Because we know the elemental composition of each peptide and we know the 15N incorporations for both labeled and unlabeled samples, we can predict the shapes of each of these envelopes through binomial expansion. We can then combine these distributions in a range of different proportions, creating a library of predicted envelopes of known heavy to light ratios (Fig. 4, part 4). Note that these composite distributions have a distinct shape from the distributions that result when the 15N is uniformly distributed throughout all forms of the same peptide in a sample. In practice we included ratios across 4 orders of magnitude in our library for each peptide, ranging from 100:1 to 1:100. We also included the envelopes expected from the labeled or unlabeled peptides alone to account for cases where the peptide was only detectable in one sample or the other. All isotopic peaks within each distribution in the library are then normalized with respect to the monoisotopic peak for ease of comparison with the observed envelope described earlier.

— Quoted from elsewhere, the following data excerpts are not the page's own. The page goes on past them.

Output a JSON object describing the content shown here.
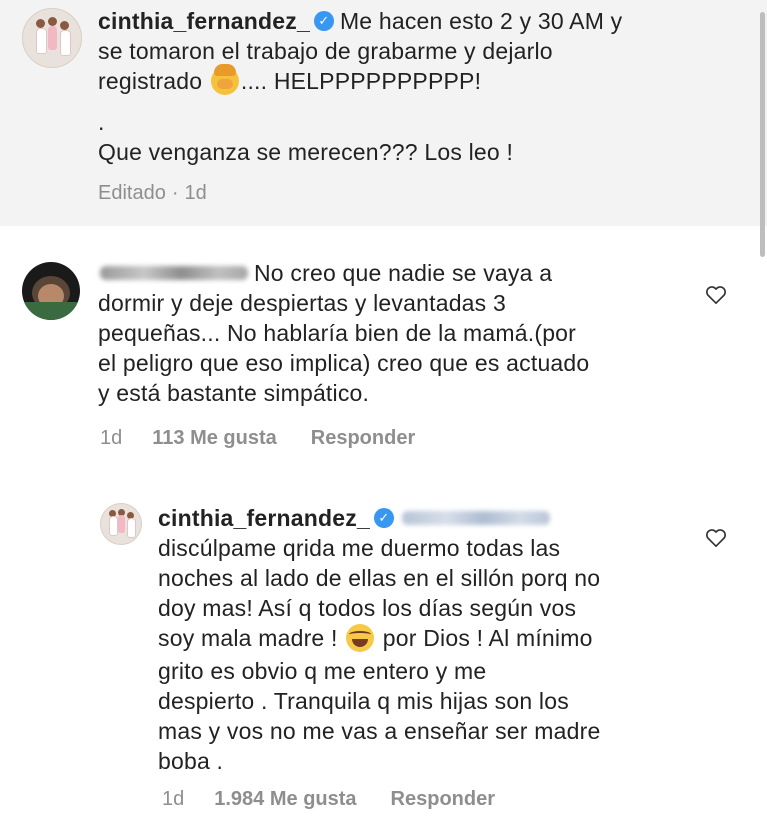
{
  "caption": {
    "username": "cinthia_fernandez_",
    "line1": "Me hacen esto 2 y 30 AM  y",
    "line2": "se tomaron el trabajo de grabarme y dejarlo",
    "line3a": "registrado",
    "line3b": ".... HELPPPPPPPPPP!",
    "line4": ".",
    "line5": "Que venganza se merecen??? Los leo !",
    "edited": "Editado",
    "dot": "·",
    "time": "1d",
    "emoji": "facepalm-emoji"
  },
  "comment": {
    "line1": "No creo que nadie se vaya a",
    "line2": "dormir y deje despiertas y levantadas 3",
    "line3": "pequeñas... No hablaría bien de la mamá.(por",
    "line4": "el peligro que eso implica) creo que es actuado",
    "line5": "y está bastante simpático.",
    "time": "1d",
    "likes": "113 Me gusta",
    "reply": "Responder",
    "icon": "heart-icon"
  },
  "reply": {
    "username": "cinthia_fernandez_",
    "lines": [
      "discúlpame qrida me duermo todas las",
      "noches al lado de ellas en el sillón porq no",
      "doy mas! Así q todos los días según vos",
      "soy mala madre !",
      "grito es obvio q me entero y me",
      "despierto . Tranquila q mis hijas son los",
      "mas y vos no me vas a enseñar ser madre",
      "boba ."
    ],
    "line4b": "por Dios ! Al mínimo",
    "time": "1d",
    "likes": "1.984 Me gusta",
    "reply": "Responder",
    "emoji": "laughing-tears-emoji",
    "icon": "heart-icon"
  },
  "colors": {
    "verified": "#3897f0",
    "meta": "#8e8e8e",
    "caption_bg": "#f3f3f3"
  }
}
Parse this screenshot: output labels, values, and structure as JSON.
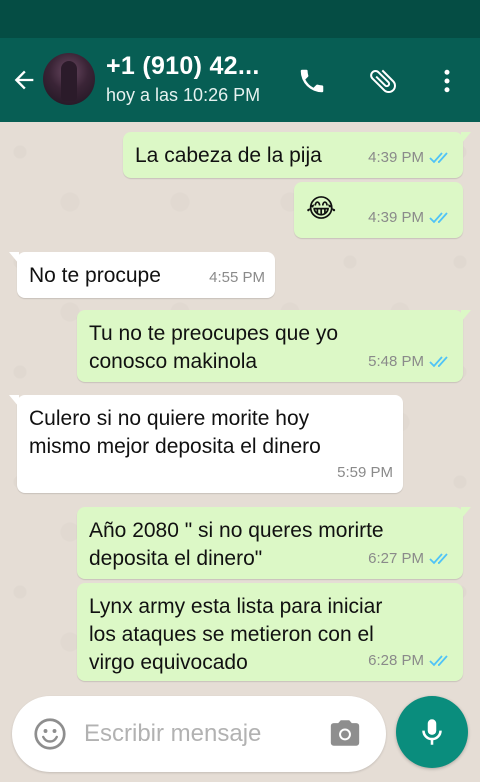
{
  "header": {
    "contact_name": "+1 (910) 42...",
    "last_seen": "hoy a las 10:26 PM"
  },
  "colors": {
    "status_bar": "#054d44",
    "app_bar": "#075e54",
    "outgoing_bubble": "#dcf8c6",
    "incoming_bubble": "#ffffff",
    "read_ticks": "#4fc3f7",
    "mic_button": "#0a8d7d"
  },
  "messages": [
    {
      "direction": "out",
      "text": "La cabeza de la pija",
      "time": "4:39 PM",
      "status": "read"
    },
    {
      "direction": "out",
      "text": "😂",
      "time": "4:39 PM",
      "status": "read"
    },
    {
      "direction": "in",
      "text": "No te procupe",
      "time": "4:55 PM"
    },
    {
      "direction": "out",
      "text": "Tu no te preocupes que yo\nconosco makinola",
      "time": "5:48 PM",
      "status": "read"
    },
    {
      "direction": "in",
      "text": "Culero si no quiere morite hoy\nmismo mejor deposita el dinero",
      "time": "5:59 PM"
    },
    {
      "direction": "out",
      "text": "Año 2080 \" si no queres morirte\ndeposita el dinero\"",
      "time": "6:27 PM",
      "status": "read"
    },
    {
      "direction": "out",
      "text": "Lynx army esta lista para iniciar\nlos ataques se metieron con el\nvirgo equivocado",
      "time": "6:28 PM",
      "status": "read"
    }
  ],
  "composer": {
    "placeholder": "Escribir mensaje"
  },
  "icons": {
    "back": "arrow-left-icon",
    "call": "phone-icon",
    "attach": "paperclip-icon",
    "menu": "more-vert-icon",
    "emoji": "smiley-icon",
    "camera": "camera-icon",
    "mic": "microphone-icon",
    "ticks": "double-check-icon"
  }
}
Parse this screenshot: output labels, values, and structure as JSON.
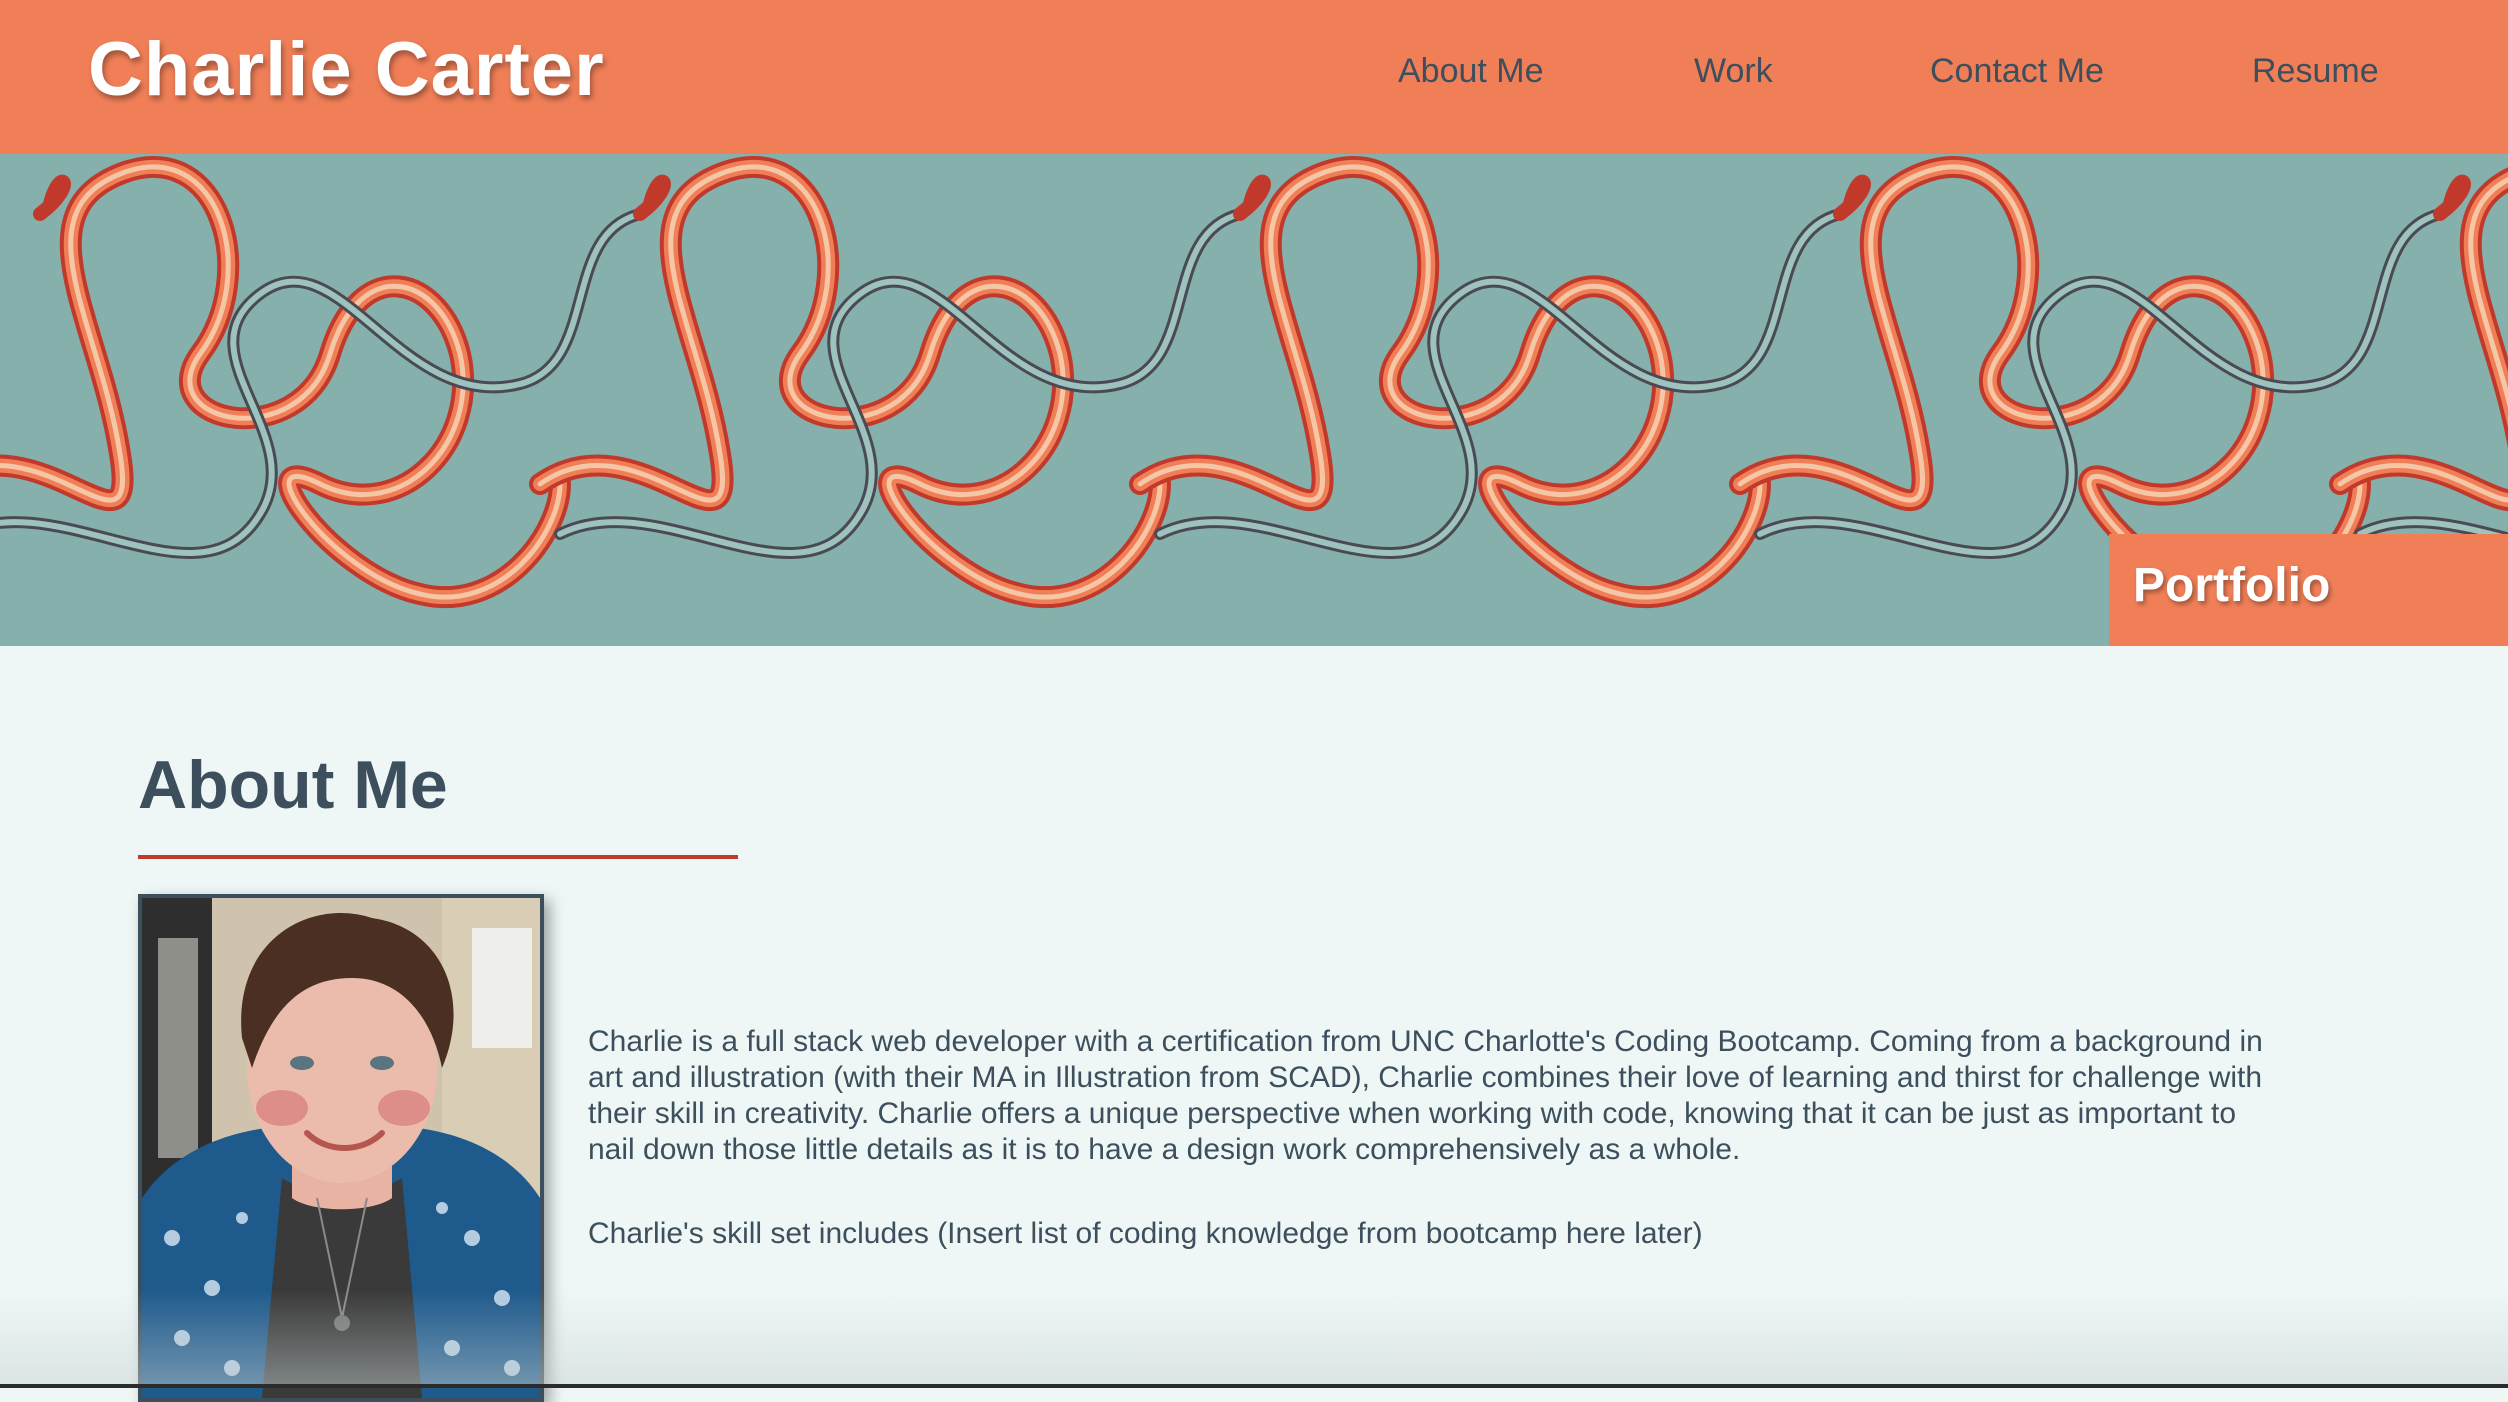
{
  "header": {
    "site_name": "Charlie Carter",
    "nav": [
      {
        "label": "About Me"
      },
      {
        "label": "Work"
      },
      {
        "label": "Contact Me"
      },
      {
        "label": "Resume"
      }
    ]
  },
  "hero": {
    "tag": "Portfolio",
    "pattern": "ribbon-pattern-illustration"
  },
  "about": {
    "title": "About Me",
    "photo": "profile-photo",
    "bio": "Charlie is a full stack web developer with a certification from UNC Charlotte's Coding Bootcamp. Coming from a background in art and illustration (with their MA in Illustration from SCAD), Charlie combines their love of learning and thirst for challenge with their skill in creativity. Charlie offers a unique perspective when working with code, knowing that it can be just as important to nail down those little details as it is to have a design work comprehensively as a whole.",
    "skills": "Charlie's skill set includes (Insert list of coding knowledge from bootcamp here later)"
  },
  "colors": {
    "accent": "#f07f58",
    "hero_bg": "#85b0ab",
    "page_bg": "#eef7f6",
    "text": "#3d4f5c",
    "rule": "#c0392b"
  }
}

Finally the observed distribution is compared with each composite envelope in the library via linear regression (Fig. 4, part 5). The best match within the library of predicted envelopes is then selected based on the resulting correlation coefficient and is used as an estimate of the ratio between labeled and unlabeled peptides in the original sample. This comparison of an observed isotopic envelope with a library of predicted envelopes is conceptually similar to an approach used previously for determination of 15N incorporation in metabolically labeled peptides (
In practice a strong correlation is generally seen for the best match between the theoretical and experimental distributions, and these correlations fall quickly for the other theoretical spectra. However, the sharpness of this decline varies depending on the relative contributions of the heavy and light envelopes to the composite distribution. Plotted in Supplemental Fig. 1 are the distributions of correlation coefficients resulting from quantification of a selected peptide at a variety of ratios of heavy to light forms. When the mixing ratio is close to 1:1, the correlation distributions tend to be smooth with a peak at the best matching theoretical spectrum. However, as the ratio approaches all unlabeled or all labeled forms, the distributions of correlation coefficients then assume a sigmoidal shape with the correlation approaching 1.0 asymptotically as the mixing ratio approaches 0 or infinity, respectively.
Although computationally quite involved, this approach has some positive features. First because the observed isotopic envelopes are defined via linear regression, they are relatively tolerant of noise. Additionally because several peaks within each isotopic envelope are used for quantification, our ability to determine relative contributions of labeled and unlabeled peptides should be maximized.
Comparison of Full Versus Partial Metabolic Labeling—
Although both full metabolic labeling and partial metabolic labeling are intended to provide a relative quantitative comparison of two biological samples, they differ in a number of key respects. Typical MS spectra from combined labeled and unlabeled forms of a selected peptide are plotted in Fig. 5, part A, either using partial metabolic labeling (top) or full metabolic labeling (bottom). Most fundamentally, whereas full metabolic labeling involves the comparison of two completely separate isotopic envelopes for quantification of each peptide, partial incorporation involves interpretation of the shape of a single composite envelope. As a result spectral complexity is dramatically reduced when partial metabolic labeling is used in the sense that each peptide is represented by only a single envelope rather than two. This is especially clearly illustrated in Fig. 5, part B, where MS spectra from analysis of similar biological samples are compared with either partial or full metabolic labeling. Note that envelopes from at least four chemical species are clearly visible in the partial incorporation sample. As expected, twice as many envelopes are visible in the full incorporation example with brackets to indicate labeled and unlabeled forms of each peptide. Note that peptide iv is almost completely obscured.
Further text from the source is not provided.